Google is finally replacing Adobe Flash Player on its Chrome browser. The company is rolling out HTML5 to its users. The update is phased, so it’ll take a few months for all Chrome users to get it, with only 1% of the total users getting it initially. The company announced on the Chromium Blog today, that the change to Chrome will now disable Adobe Flash Player by default, and users will have to give permission to run Flash.
“To ensure a smooth transition, not all users and sites will be affected immediately. HTML5 by Default and the associated user prompts will be introduced gradually,” says the blog post. HTML5 by Default will first be enabled for 1% of Chrome 55 Stable users. This will happen in the “next few days”, and the feature has already been enabled for those on the Chrome 56 Beta version. The stable version of Chrome 56, which is expected in February, Google plans to enabling HTML5 by Default for all its users.

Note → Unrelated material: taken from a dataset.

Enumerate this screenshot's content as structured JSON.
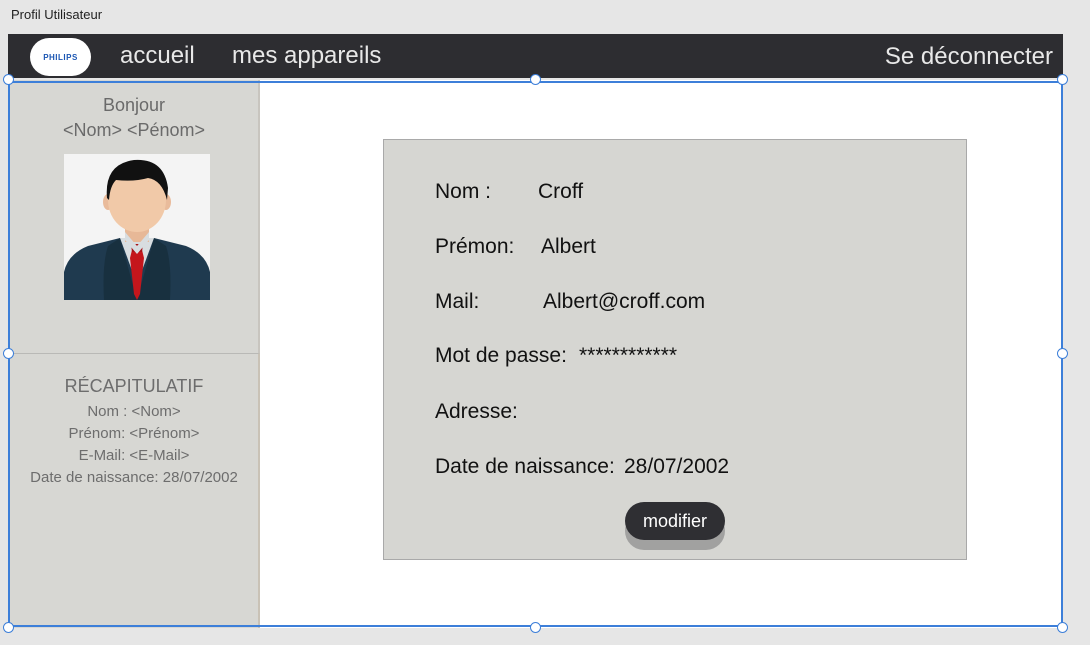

Further, from January onwards, you’ll be prompted to run Flash on a “site-by-site basis”, for the websites that you haven’t visited before. Google says it’ll use Site Engagement Index to avoid over-prompting. From October, 2017 onwards, all websites will need user permission to run Flash on Chrome. Google has directed users to the Flash Roadmap Page for more information on the Site Engagement Index thresholds.
The move from Flash to HTML5 comes with the promise to make browsing faster. Google had announced the death of Flash on Chrome, about four months ago, and is keeping true to its promise now.